Written by Jairo Buitrago, Illustrated by Rafael Yockteng

Groundwood Books, 2015

When we travel, I count what I see.

The plot in a nutshell:  A girl and her father leave their home to go to a new country.

The girl counts animals as they prepare to ride the raft that carries them across the river. When they get to the train, she counts the people living by the tracks. When the train comes in, they climb on top of a car and as they roll along, she counts the clouds and looks for shapes in them. The train stops and the girl’s father runs away from the train, carrying her in his arms. She asks him where they’re going, but he doesn’t answer. They wait by the highway for a while and she meets a boy to play with while her father does some work. The boy has two white rabbits in a box and when the truck comes that will take the girl and her father onward, he gives the rabbits to her. As they travel through the night, she counts the stars, but not the soldiers they sometimes see. They travel on and her father releases the rabbits and lets them run free.

Author Jairo Buitrago made a lot of Best of 2015 book lists with this very timely story about immigrants fleeing their country. I think it was a very smart choice to give us just a slice of the full story on these two people. We don’t know why they’re leaving their home or where they’re headed, although it’s easy for older readers to make some deductions on their own based on context clues. Mr. Buitrago also doesn’t tell us how their story ends, which then encourages us to wonder about them and hope for the best for them. And I think that if we can be interested in these two fictional refugees, maybe that will lead to us taking an interest in real refugees who face this struggle every day.

Off the train

The father keeps the girl from seeing the danger on the other side of that train.

The illustrations were done digitally by Rafael Yockteng and they show us more than the narrator tells us in her version of the story, particularly in the image of people running away from the train. The fact that she doesn’t seem scared or worried during their journey is a testament to the trust she has in her father.
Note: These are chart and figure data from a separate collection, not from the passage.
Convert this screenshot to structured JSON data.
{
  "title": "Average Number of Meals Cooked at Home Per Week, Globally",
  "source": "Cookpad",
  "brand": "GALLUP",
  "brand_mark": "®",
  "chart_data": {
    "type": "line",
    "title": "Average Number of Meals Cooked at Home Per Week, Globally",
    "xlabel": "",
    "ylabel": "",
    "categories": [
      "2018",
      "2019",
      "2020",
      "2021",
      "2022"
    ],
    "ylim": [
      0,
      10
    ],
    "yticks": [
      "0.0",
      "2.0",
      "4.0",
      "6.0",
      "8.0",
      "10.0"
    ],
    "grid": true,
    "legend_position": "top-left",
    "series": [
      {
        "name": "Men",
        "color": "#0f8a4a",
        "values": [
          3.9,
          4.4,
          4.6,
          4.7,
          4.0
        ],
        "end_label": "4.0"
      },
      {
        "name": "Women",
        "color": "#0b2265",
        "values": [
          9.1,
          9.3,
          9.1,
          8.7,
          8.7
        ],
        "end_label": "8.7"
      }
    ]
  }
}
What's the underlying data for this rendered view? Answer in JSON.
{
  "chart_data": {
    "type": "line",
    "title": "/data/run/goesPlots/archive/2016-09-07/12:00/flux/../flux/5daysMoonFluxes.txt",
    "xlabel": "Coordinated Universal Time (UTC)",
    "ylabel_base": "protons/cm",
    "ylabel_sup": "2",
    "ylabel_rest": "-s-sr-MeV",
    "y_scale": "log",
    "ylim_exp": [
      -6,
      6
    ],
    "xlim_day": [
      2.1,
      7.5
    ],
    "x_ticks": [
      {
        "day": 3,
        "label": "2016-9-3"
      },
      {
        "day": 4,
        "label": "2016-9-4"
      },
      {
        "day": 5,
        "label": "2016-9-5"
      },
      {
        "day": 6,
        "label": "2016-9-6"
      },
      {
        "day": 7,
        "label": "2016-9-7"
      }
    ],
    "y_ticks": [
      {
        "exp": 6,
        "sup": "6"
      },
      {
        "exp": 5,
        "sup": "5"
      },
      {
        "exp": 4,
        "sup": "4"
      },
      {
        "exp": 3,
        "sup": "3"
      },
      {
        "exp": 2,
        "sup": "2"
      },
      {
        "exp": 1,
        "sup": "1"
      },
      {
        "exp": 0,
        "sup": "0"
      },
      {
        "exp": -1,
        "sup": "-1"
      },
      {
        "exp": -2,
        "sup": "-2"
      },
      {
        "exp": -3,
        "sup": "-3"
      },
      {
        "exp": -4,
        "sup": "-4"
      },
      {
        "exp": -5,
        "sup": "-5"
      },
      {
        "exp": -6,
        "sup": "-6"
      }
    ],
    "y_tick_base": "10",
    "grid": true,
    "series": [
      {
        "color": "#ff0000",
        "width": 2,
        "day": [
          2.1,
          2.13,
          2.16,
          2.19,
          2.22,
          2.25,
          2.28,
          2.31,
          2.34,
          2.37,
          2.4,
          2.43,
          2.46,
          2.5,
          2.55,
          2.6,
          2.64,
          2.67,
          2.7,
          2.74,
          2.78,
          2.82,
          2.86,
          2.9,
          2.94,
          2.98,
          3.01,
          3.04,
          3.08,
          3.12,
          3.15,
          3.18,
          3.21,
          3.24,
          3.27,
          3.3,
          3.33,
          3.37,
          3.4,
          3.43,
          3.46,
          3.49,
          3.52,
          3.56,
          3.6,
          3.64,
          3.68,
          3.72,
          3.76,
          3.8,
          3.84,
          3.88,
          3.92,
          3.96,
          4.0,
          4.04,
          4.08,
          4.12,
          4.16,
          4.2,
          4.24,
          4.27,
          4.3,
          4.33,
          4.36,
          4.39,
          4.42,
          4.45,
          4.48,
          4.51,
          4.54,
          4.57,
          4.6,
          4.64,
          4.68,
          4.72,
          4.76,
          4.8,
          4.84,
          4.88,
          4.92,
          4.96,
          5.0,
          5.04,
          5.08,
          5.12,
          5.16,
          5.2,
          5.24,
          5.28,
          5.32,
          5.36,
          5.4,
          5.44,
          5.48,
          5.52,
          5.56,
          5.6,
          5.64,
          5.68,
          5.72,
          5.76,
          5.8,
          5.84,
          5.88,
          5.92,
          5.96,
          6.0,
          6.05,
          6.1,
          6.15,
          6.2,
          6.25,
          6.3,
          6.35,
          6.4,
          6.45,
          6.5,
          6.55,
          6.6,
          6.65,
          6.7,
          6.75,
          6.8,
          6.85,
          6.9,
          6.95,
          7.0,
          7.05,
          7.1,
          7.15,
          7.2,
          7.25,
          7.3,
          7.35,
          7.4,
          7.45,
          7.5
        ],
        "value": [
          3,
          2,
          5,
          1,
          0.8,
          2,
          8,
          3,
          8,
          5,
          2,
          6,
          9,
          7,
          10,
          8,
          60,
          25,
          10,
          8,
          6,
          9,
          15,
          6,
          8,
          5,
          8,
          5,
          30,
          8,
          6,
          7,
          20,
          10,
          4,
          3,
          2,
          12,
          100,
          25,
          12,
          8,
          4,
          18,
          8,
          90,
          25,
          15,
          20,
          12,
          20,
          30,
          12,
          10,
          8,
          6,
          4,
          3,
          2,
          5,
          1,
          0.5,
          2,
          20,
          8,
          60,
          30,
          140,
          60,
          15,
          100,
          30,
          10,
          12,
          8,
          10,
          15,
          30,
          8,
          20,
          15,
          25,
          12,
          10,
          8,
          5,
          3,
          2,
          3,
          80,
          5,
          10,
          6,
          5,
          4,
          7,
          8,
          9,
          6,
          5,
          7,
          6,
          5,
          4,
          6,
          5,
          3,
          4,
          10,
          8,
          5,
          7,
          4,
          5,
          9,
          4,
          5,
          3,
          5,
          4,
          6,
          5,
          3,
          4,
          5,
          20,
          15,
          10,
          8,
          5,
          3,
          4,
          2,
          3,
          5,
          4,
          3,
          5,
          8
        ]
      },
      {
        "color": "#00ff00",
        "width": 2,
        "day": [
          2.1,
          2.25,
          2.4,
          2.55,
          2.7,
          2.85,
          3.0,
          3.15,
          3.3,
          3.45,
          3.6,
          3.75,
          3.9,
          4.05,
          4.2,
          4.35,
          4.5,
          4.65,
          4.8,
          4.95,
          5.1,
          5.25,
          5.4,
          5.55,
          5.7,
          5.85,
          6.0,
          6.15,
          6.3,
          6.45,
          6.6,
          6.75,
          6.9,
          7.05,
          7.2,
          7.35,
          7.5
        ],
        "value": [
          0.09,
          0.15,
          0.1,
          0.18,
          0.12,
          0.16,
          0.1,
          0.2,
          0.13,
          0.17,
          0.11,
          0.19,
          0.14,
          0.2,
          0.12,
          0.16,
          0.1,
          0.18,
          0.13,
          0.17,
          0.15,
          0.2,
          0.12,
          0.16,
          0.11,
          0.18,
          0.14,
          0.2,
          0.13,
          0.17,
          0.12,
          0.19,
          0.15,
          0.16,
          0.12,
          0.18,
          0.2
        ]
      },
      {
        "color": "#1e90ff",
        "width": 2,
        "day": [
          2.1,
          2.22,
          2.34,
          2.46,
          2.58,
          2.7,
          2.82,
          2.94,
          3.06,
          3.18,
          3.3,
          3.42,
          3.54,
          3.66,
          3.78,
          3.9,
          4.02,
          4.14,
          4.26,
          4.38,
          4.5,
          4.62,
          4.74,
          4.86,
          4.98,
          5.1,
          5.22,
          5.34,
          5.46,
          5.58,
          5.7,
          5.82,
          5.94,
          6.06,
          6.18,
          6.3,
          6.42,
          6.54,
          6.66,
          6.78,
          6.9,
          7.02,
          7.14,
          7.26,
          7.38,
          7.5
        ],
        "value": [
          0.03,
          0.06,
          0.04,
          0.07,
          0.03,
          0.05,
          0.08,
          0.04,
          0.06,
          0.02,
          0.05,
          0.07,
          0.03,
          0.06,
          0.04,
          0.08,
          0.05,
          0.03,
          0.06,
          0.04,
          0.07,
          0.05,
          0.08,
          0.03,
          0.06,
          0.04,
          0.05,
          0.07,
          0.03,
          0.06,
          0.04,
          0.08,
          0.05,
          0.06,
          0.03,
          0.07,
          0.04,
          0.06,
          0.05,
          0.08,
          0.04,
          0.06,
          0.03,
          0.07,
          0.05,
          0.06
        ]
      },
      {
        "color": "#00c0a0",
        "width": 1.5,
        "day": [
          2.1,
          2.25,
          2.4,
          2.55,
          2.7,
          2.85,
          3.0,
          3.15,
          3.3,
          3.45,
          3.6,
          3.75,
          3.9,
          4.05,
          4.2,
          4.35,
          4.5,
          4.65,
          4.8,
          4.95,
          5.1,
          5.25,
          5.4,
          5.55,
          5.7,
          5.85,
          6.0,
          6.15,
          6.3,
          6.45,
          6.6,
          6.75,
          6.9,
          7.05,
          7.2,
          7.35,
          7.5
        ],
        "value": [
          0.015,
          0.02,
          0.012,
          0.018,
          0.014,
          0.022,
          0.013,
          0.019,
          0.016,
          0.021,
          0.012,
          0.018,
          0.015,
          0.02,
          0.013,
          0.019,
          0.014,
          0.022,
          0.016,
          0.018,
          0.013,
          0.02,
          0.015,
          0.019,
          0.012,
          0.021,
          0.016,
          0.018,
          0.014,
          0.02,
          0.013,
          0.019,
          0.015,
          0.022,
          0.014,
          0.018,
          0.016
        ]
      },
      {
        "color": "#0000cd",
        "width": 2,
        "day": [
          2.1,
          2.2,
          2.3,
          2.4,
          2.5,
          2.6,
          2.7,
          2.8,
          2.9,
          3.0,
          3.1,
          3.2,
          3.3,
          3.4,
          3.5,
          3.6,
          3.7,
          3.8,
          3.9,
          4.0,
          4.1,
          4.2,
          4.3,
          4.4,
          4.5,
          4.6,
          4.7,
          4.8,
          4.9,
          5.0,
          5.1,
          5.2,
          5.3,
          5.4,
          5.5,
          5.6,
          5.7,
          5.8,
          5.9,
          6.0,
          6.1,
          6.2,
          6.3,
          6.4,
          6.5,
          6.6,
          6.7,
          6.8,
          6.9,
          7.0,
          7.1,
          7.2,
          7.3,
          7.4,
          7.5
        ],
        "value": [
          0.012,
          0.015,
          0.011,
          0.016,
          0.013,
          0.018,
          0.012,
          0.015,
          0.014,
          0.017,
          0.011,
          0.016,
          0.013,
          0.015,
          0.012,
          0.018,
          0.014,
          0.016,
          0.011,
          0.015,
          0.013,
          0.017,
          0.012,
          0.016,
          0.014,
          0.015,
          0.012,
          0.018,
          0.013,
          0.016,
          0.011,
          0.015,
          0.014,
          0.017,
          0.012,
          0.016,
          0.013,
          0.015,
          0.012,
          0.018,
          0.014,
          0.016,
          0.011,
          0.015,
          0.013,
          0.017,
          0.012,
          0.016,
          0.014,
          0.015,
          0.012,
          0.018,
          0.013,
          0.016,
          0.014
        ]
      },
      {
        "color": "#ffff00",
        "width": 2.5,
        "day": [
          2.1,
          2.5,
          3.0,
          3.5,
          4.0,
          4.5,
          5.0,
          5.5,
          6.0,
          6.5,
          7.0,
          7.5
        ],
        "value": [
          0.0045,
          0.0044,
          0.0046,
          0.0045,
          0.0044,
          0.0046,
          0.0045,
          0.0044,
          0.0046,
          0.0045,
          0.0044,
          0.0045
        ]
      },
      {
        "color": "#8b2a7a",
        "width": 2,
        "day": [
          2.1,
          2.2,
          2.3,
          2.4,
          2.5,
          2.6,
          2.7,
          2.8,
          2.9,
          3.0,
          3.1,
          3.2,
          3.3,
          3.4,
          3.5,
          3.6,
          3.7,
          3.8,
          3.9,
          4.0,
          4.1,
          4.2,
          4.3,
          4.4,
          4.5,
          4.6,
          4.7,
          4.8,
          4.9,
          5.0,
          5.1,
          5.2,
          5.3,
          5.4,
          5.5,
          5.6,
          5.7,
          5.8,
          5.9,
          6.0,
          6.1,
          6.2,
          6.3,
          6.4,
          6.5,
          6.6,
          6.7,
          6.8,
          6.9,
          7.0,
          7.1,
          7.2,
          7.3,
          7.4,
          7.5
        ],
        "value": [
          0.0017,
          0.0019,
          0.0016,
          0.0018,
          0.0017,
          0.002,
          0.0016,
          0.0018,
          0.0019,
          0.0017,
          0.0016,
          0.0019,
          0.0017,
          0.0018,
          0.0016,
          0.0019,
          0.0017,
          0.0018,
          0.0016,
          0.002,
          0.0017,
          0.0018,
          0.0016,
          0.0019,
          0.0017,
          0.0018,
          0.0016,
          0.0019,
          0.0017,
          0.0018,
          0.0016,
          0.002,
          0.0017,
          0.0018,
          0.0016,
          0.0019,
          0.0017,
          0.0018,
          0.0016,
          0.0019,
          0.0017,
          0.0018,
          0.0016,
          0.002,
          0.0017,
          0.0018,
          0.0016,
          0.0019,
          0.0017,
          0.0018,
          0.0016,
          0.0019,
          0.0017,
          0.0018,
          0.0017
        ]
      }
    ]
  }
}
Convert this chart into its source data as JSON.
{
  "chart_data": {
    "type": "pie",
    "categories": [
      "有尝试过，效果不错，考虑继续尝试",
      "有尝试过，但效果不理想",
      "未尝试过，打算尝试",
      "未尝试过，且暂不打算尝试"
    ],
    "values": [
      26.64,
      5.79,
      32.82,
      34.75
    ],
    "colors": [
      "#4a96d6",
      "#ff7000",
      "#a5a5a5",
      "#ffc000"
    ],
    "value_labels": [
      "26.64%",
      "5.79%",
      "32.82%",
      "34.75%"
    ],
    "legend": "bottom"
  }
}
A note in the back of the book gives more information about the dangers facing refugees and encourages the readers to ask themselves what they can do to help. It’s a complex subject, but this book handles it in a straightforward way that is likely to be a springboard for discussion with your young reader.

And what did we learn?  What I take away from this book is that every refugee has their own story and they have a right to tell it in a safe place.